Pregnancy and Lactation: What You Need to Know About This Lab Test

ALT itself is only a test, not a drug, so there is no pregnancy category or lactation transfer to discuss. The relevant safety questions center on what conditions a high ALT might reveal and how those conditions are managed during pregnancy and breastfeeding.

During pregnancy, any ALT above the trimester-adjusted reference range should be evaluated for ICP, preeclampsia-related liver disease, and AFLP before attributing it to benign causes. Ursodeoxycholic acid for ICP is the only pharmacologic treatment with sufficient safety data to be recommended during pregnancy. ACOG Practice Bulletin 232 on ICP supports ursodeoxycholic acid at 10-15 mg/kg/day as first-line pharmacotherapy.

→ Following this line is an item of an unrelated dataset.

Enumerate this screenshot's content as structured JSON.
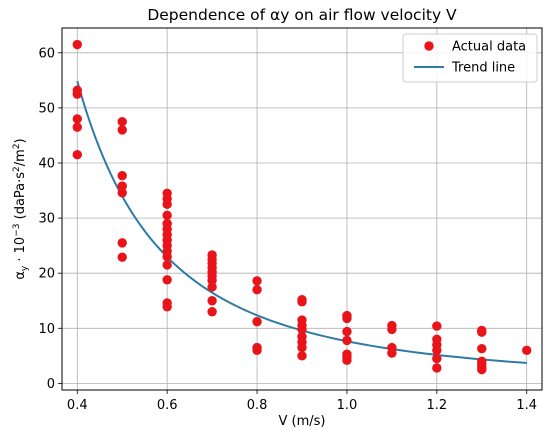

During breastfeeding, the priority is ensuring that any hepatotoxic medication you were taking before or during pregnancy is reviewed for lactation safety before you restart it. Statins, for example, are contraindicated in breastfeeding. Metformin is considered compatible with breastfeeding by the American Academy of Pediatrics but discuss the specifics with your prescribing clinician. A baseline ALT at your 6-week postpartum visit is worth requesting if your pregnancy involved any liver-related complication.